By now, I suppose we’ve all got the memo: psychedelic drugs have great medical potential. The next step, for me at least, is a better understanding of how they work.
There seems to be a big gap in our knowledge. When we discuss psychedelics at the level of chemistry and neuroscience, we use very precise, technical language. We talk about molecular structure, receptor sites in the nervous system, neurotransmitters, and so forth in great detail.
Then we move over to the clinical side where, say, a psychologist administers psilocybin to an alcoholic. The technical language goes away and we talk about “integrative experiences” and “wholeness” and so on to explain why the drug works.
As I see it, the switch from precise, scientific terminology to the vague language of spirituality is one of the mysteries of psychedelics. You wouldn’t see a gap like that with an antibiotic or decongestant.
My guess is that we resort to fuzzy explanations for psychedelic therapy because they’re the best we have. That doesn’t mean that the spiritual terminology is wrong, it just means that there’s a lot more work to do. Since the current period of mystery may last awhile, I’d like to propose some vague language of my own which, I hope, will shed some light and narrow the gap.

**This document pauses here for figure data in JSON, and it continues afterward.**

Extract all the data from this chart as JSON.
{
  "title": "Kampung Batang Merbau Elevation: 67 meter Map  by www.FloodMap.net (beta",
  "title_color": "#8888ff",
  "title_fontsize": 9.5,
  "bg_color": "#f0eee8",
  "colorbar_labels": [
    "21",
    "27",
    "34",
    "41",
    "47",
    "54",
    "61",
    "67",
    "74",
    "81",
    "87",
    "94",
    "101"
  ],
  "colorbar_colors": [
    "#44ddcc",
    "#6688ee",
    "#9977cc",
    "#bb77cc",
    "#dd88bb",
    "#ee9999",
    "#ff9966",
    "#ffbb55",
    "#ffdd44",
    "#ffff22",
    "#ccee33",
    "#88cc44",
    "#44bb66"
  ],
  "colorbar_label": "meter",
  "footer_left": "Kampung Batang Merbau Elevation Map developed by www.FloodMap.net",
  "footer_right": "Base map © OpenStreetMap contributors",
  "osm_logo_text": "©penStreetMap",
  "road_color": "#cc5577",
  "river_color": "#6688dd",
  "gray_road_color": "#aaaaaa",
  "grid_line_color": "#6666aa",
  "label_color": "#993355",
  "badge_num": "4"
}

We know that psychedelics are useful for treating a broad range of conditions—addiction, PTSD, depression, autism, and anxiety for starters. I’m curious to know what these conditions have in common. At first, I naïvely expected a simple answer—a shared gene or neurochemical or some other MacGuffin that might expose the inner workings of psychedelic therapy. I don’t think I’m going to get my simple answer any time soon.

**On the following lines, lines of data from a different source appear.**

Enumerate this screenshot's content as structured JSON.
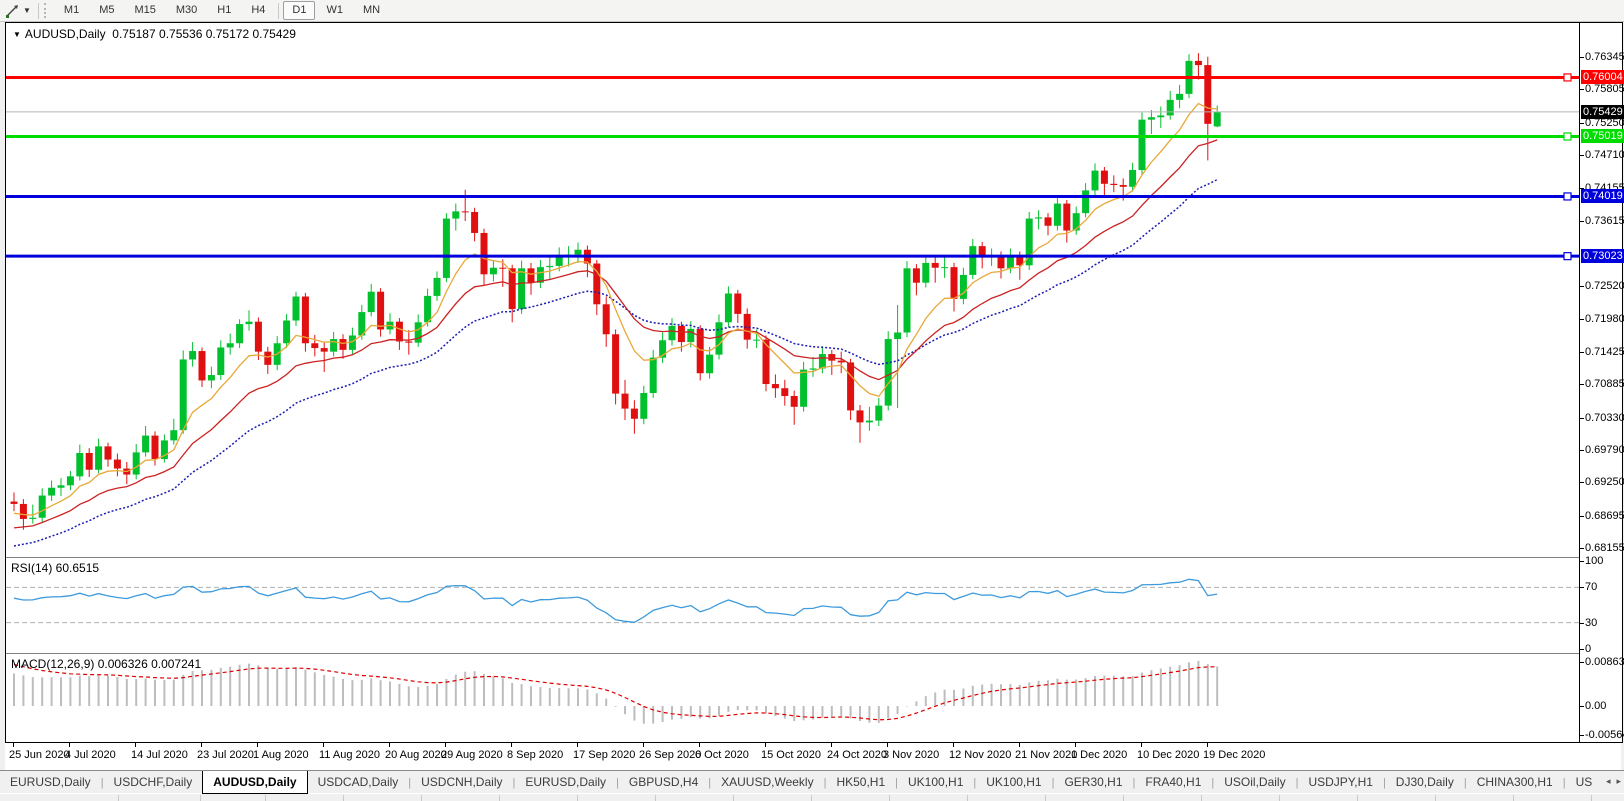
{
  "ui": {
    "toolbar": {
      "timeframes": [
        "M1",
        "M5",
        "M15",
        "M30",
        "H1",
        "H4",
        "D1",
        "W1",
        "MN"
      ],
      "active": "D1"
    },
    "chart_title": {
      "symbol": "AUDUSD,Daily",
      "open": "0.75187",
      "high": "0.75536",
      "low": "0.75172",
      "close": "0.75429"
    },
    "rsi_label": "RSI(14) 60.6515",
    "macd_label": "MACD(12,26,9) 0.006326 0.007241",
    "tabs": {
      "items": [
        "EURUSD,Daily",
        "USDCHF,Daily",
        "AUDUSD,Daily",
        "USDCAD,Daily",
        "USDCNH,Daily",
        "EURUSD,Daily",
        "GBPUSD,H4",
        "XAUUSD,Weekly",
        "HK50,H1",
        "UK100,H1",
        "UK100,H1",
        "GER30,H1",
        "FRA40,H1",
        "USOil,Daily",
        "USDJPY,H1",
        "DJ30,Daily",
        "CHINA300,H1",
        "US"
      ],
      "active_index": 2,
      "scroll_left": "◂",
      "scroll_right": "▸"
    }
  },
  "chart_data": {
    "type": "candlestick",
    "symbol": "AUDUSD",
    "timeframe": "Daily",
    "price_axis_range": [
      0.68155,
      0.76345
    ],
    "price_axis_labels": [
      "0.76345",
      "0.75805",
      "0.75250",
      "0.74710",
      "0.74155",
      "0.73615",
      "0.72520",
      "0.71980",
      "0.71425",
      "0.70885",
      "0.70330",
      "0.69790",
      "0.69250",
      "0.68695",
      "0.68155"
    ],
    "h_lines": [
      {
        "price": 0.76004,
        "label": "0.76004",
        "color": "#ff0000"
      },
      {
        "price": 0.75019,
        "label": "0.75019",
        "color": "#00dc00"
      },
      {
        "price": 0.74019,
        "label": "0.74019",
        "color": "#0000dc"
      },
      {
        "price": 0.73023,
        "label": "0.73023",
        "color": "#0000dc"
      }
    ],
    "current_price": {
      "value": 0.75429,
      "label": "0.75429"
    },
    "date_labels": [
      {
        "label": "25 Jun 2020",
        "i": 0
      },
      {
        "label": "4 Jul 2020",
        "i": 6
      },
      {
        "label": "14 Jul 2020",
        "i": 13
      },
      {
        "label": "23 Jul 2020",
        "i": 20
      },
      {
        "label": "1 Aug 2020",
        "i": 26
      },
      {
        "label": "11 Aug 2020",
        "i": 33
      },
      {
        "label": "20 Aug 2020",
        "i": 40
      },
      {
        "label": "29 Aug 2020",
        "i": 46
      },
      {
        "label": "8 Sep 2020",
        "i": 53
      },
      {
        "label": "17 Sep 2020",
        "i": 60
      },
      {
        "label": "26 Sep 2020",
        "i": 67
      },
      {
        "label": "6 Oct 2020",
        "i": 73
      },
      {
        "label": "15 Oct 2020",
        "i": 80
      },
      {
        "label": "24 Oct 2020",
        "i": 87
      },
      {
        "label": "3 Nov 2020",
        "i": 93
      },
      {
        "label": "12 Nov 2020",
        "i": 100
      },
      {
        "label": "21 Nov 2020",
        "i": 107
      },
      {
        "label": "1 Dec 2020",
        "i": 113
      },
      {
        "label": "10 Dec 2020",
        "i": 120
      },
      {
        "label": "19 Dec 2020",
        "i": 127
      }
    ],
    "candles": [
      [
        0.6893,
        0.6908,
        0.6877,
        0.6889
      ],
      [
        0.6889,
        0.6897,
        0.6846,
        0.6864
      ],
      [
        0.6864,
        0.6888,
        0.6856,
        0.6866
      ],
      [
        0.6866,
        0.6915,
        0.6859,
        0.6903
      ],
      [
        0.6903,
        0.6928,
        0.6894,
        0.6916
      ],
      [
        0.6916,
        0.6932,
        0.6902,
        0.692
      ],
      [
        0.692,
        0.6944,
        0.6912,
        0.6935
      ],
      [
        0.6935,
        0.6988,
        0.6928,
        0.6974
      ],
      [
        0.6974,
        0.6982,
        0.6934,
        0.6946
      ],
      [
        0.6946,
        0.6998,
        0.694,
        0.6985
      ],
      [
        0.6985,
        0.6991,
        0.6951,
        0.6963
      ],
      [
        0.6963,
        0.6973,
        0.6935,
        0.6948
      ],
      [
        0.6948,
        0.6959,
        0.6922,
        0.6938
      ],
      [
        0.6938,
        0.6989,
        0.693,
        0.6975
      ],
      [
        0.6975,
        0.7019,
        0.6968,
        0.7003
      ],
      [
        0.7003,
        0.701,
        0.6953,
        0.6964
      ],
      [
        0.6964,
        0.7005,
        0.6958,
        0.6995
      ],
      [
        0.6995,
        0.7031,
        0.6988,
        0.7012
      ],
      [
        0.7012,
        0.7145,
        0.7006,
        0.713
      ],
      [
        0.713,
        0.7159,
        0.7118,
        0.7144
      ],
      [
        0.7144,
        0.715,
        0.7084,
        0.7095
      ],
      [
        0.7095,
        0.7118,
        0.7082,
        0.7104
      ],
      [
        0.7104,
        0.7162,
        0.7096,
        0.715
      ],
      [
        0.715,
        0.7173,
        0.7138,
        0.7157
      ],
      [
        0.7157,
        0.7197,
        0.7149,
        0.7189
      ],
      [
        0.7189,
        0.7212,
        0.7178,
        0.7193
      ],
      [
        0.7193,
        0.72,
        0.7129,
        0.7143
      ],
      [
        0.7143,
        0.7151,
        0.7106,
        0.7121
      ],
      [
        0.7121,
        0.7169,
        0.7112,
        0.7157
      ],
      [
        0.7157,
        0.7206,
        0.7149,
        0.7195
      ],
      [
        0.7195,
        0.7243,
        0.7186,
        0.7235
      ],
      [
        0.7235,
        0.7241,
        0.7143,
        0.7157
      ],
      [
        0.7157,
        0.7171,
        0.7135,
        0.7149
      ],
      [
        0.7149,
        0.716,
        0.7109,
        0.7143
      ],
      [
        0.7143,
        0.7176,
        0.7135,
        0.7164
      ],
      [
        0.7164,
        0.7172,
        0.7131,
        0.7146
      ],
      [
        0.7146,
        0.7183,
        0.7139,
        0.717
      ],
      [
        0.717,
        0.7221,
        0.7163,
        0.7209
      ],
      [
        0.7209,
        0.7256,
        0.7202,
        0.7243
      ],
      [
        0.7243,
        0.7249,
        0.7168,
        0.718
      ],
      [
        0.718,
        0.7207,
        0.7172,
        0.7193
      ],
      [
        0.7193,
        0.7199,
        0.7146,
        0.716
      ],
      [
        0.716,
        0.7179,
        0.7138,
        0.7158
      ],
      [
        0.7158,
        0.7205,
        0.7151,
        0.7192
      ],
      [
        0.7192,
        0.7248,
        0.7185,
        0.7236
      ],
      [
        0.7236,
        0.7277,
        0.7228,
        0.7266
      ],
      [
        0.7266,
        0.7374,
        0.7259,
        0.7365
      ],
      [
        0.7365,
        0.739,
        0.7345,
        0.7377
      ],
      [
        0.7377,
        0.7413,
        0.7361,
        0.7376
      ],
      [
        0.7376,
        0.7383,
        0.7327,
        0.7341
      ],
      [
        0.7341,
        0.7348,
        0.7254,
        0.7272
      ],
      [
        0.7272,
        0.7296,
        0.726,
        0.7283
      ],
      [
        0.7283,
        0.7297,
        0.7251,
        0.7282
      ],
      [
        0.7282,
        0.7288,
        0.7192,
        0.7214
      ],
      [
        0.7214,
        0.7295,
        0.7206,
        0.7282
      ],
      [
        0.7282,
        0.7291,
        0.7238,
        0.7258
      ],
      [
        0.7258,
        0.7296,
        0.7249,
        0.7284
      ],
      [
        0.7284,
        0.7302,
        0.7264,
        0.7286
      ],
      [
        0.7286,
        0.7317,
        0.7277,
        0.7301
      ],
      [
        0.7301,
        0.7319,
        0.7285,
        0.7305
      ],
      [
        0.7305,
        0.7325,
        0.7291,
        0.7313
      ],
      [
        0.7313,
        0.732,
        0.7267,
        0.729
      ],
      [
        0.729,
        0.7296,
        0.7204,
        0.7222
      ],
      [
        0.7222,
        0.7235,
        0.7151,
        0.7172
      ],
      [
        0.7172,
        0.718,
        0.7055,
        0.7073
      ],
      [
        0.7073,
        0.7096,
        0.7029,
        0.7048
      ],
      [
        0.7048,
        0.7062,
        0.7006,
        0.7031
      ],
      [
        0.7031,
        0.7086,
        0.7022,
        0.7074
      ],
      [
        0.7074,
        0.7146,
        0.7066,
        0.7133
      ],
      [
        0.7133,
        0.7175,
        0.7124,
        0.7162
      ],
      [
        0.7162,
        0.7199,
        0.7153,
        0.7186
      ],
      [
        0.7186,
        0.7193,
        0.7143,
        0.7159
      ],
      [
        0.7159,
        0.7194,
        0.715,
        0.7181
      ],
      [
        0.7181,
        0.7187,
        0.7095,
        0.7107
      ],
      [
        0.7107,
        0.7151,
        0.7098,
        0.7138
      ],
      [
        0.7138,
        0.7205,
        0.713,
        0.7192
      ],
      [
        0.7192,
        0.7252,
        0.7184,
        0.724
      ],
      [
        0.724,
        0.7246,
        0.7191,
        0.7206
      ],
      [
        0.7206,
        0.7215,
        0.7148,
        0.7163
      ],
      [
        0.7163,
        0.718,
        0.7149,
        0.7163
      ],
      [
        0.7163,
        0.717,
        0.7077,
        0.7089
      ],
      [
        0.7089,
        0.7105,
        0.7066,
        0.7082
      ],
      [
        0.7082,
        0.7096,
        0.7053,
        0.7069
      ],
      [
        0.7069,
        0.7078,
        0.7021,
        0.7051
      ],
      [
        0.7051,
        0.7126,
        0.7043,
        0.7113
      ],
      [
        0.7113,
        0.7134,
        0.7101,
        0.7115
      ],
      [
        0.7115,
        0.7152,
        0.7107,
        0.7139
      ],
      [
        0.7139,
        0.7146,
        0.7104,
        0.7128
      ],
      [
        0.7128,
        0.7143,
        0.7107,
        0.7125
      ],
      [
        0.7125,
        0.7131,
        0.7029,
        0.7045
      ],
      [
        0.7045,
        0.7054,
        0.6991,
        0.7025
      ],
      [
        0.7025,
        0.7051,
        0.7011,
        0.7028
      ],
      [
        0.7028,
        0.7066,
        0.7019,
        0.7053
      ],
      [
        0.7053,
        0.7177,
        0.7045,
        0.7164
      ],
      [
        0.7164,
        0.7221,
        0.7049,
        0.7175
      ],
      [
        0.7175,
        0.7294,
        0.7167,
        0.7282
      ],
      [
        0.7282,
        0.7289,
        0.7237,
        0.7258
      ],
      [
        0.7258,
        0.7303,
        0.725,
        0.7291
      ],
      [
        0.7291,
        0.73,
        0.7258,
        0.7283
      ],
      [
        0.7283,
        0.7302,
        0.7266,
        0.7284
      ],
      [
        0.7284,
        0.7291,
        0.721,
        0.7231
      ],
      [
        0.7231,
        0.7283,
        0.7222,
        0.7271
      ],
      [
        0.7271,
        0.7331,
        0.7264,
        0.7319
      ],
      [
        0.7319,
        0.7326,
        0.7282,
        0.73
      ],
      [
        0.73,
        0.7315,
        0.7286,
        0.7303
      ],
      [
        0.7303,
        0.731,
        0.7265,
        0.7282
      ],
      [
        0.7282,
        0.7315,
        0.7274,
        0.7303
      ],
      [
        0.7303,
        0.731,
        0.7263,
        0.7287
      ],
      [
        0.7287,
        0.7376,
        0.7279,
        0.7365
      ],
      [
        0.7365,
        0.7379,
        0.7347,
        0.7367
      ],
      [
        0.7367,
        0.7374,
        0.7337,
        0.7353
      ],
      [
        0.7353,
        0.7402,
        0.7345,
        0.739
      ],
      [
        0.739,
        0.7396,
        0.7325,
        0.7345
      ],
      [
        0.7345,
        0.7385,
        0.7338,
        0.7374
      ],
      [
        0.7374,
        0.7424,
        0.7367,
        0.7412
      ],
      [
        0.7412,
        0.7457,
        0.7404,
        0.7445
      ],
      [
        0.7445,
        0.7451,
        0.7401,
        0.7423
      ],
      [
        0.7423,
        0.7437,
        0.7409,
        0.7421
      ],
      [
        0.7421,
        0.7432,
        0.7395,
        0.7418
      ],
      [
        0.7418,
        0.7458,
        0.741,
        0.7446
      ],
      [
        0.7446,
        0.7542,
        0.7439,
        0.753
      ],
      [
        0.753,
        0.7546,
        0.7506,
        0.7534
      ],
      [
        0.7534,
        0.7552,
        0.7516,
        0.7537
      ],
      [
        0.7537,
        0.7578,
        0.753,
        0.7563
      ],
      [
        0.7563,
        0.7588,
        0.7549,
        0.7573
      ],
      [
        0.7573,
        0.7639,
        0.7566,
        0.7628
      ],
      [
        0.7628,
        0.7641,
        0.7597,
        0.7621
      ],
      [
        0.7621,
        0.7635,
        0.7462,
        0.7523
      ],
      [
        0.75187,
        0.75536,
        0.75172,
        0.75429
      ]
    ],
    "indicators": {
      "ma_fast_period": 8,
      "ma_mid_period": 17,
      "ma_slow_period": 30,
      "rsi": {
        "label": "RSI(14) 60.6515",
        "axis": [
          "100",
          "70",
          "30",
          "0"
        ],
        "levels": [
          70,
          30
        ]
      },
      "macd": {
        "label": "MACD(12,26,9) 0.006326 0.007241",
        "axis": [
          {
            "label": "0.008633",
            "v": 0.008633
          },
          {
            "label": "0.00",
            "v": 0
          },
          {
            "label": "-0.005641",
            "v": -0.005641
          }
        ]
      }
    },
    "colors": {
      "bull": "#00c02e",
      "bear": "#e01010",
      "ma_fast": "#e8a838",
      "ma_mid": "#cc2222",
      "ma_slow": "#1c1cb4",
      "rsi_line": "#3e9bde",
      "rsi_level": "#b0b0b0",
      "macd_hist": "#bdbdbd",
      "macd_signal": "#e00000",
      "current_price_line": "#b4b4b4",
      "current_price_badge": "#000000"
    }
  }
}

As it happens, however, I know a number of people who live with the serious conditions that are treated with psychedelics—addicts, alcoholics, and trauma victims. When they tell their stories, they talk about a feeling of imprisonment. People with PTSD describe an overpowering fear that compels them to avoid others or stay indoors. Addicts are slaves condemned to repeating the same destructive behaviors over and over.
Psychedelics can produce a powerful experience of freedom, as I discovered first hand when I took ayahuasca at the Santo Daime church in Oregon. It was like walking into a vast, open space free of the inner noise and endless thought loops I’d carried around for years.
For an addict or trauma victim, this taste of freedom could be the blessing of a lifetime. It could be the beginning of hope. Maybe that’s a key to understanding the value of psychedelic therapy.
Peychedelics are medicine for people who are trapped.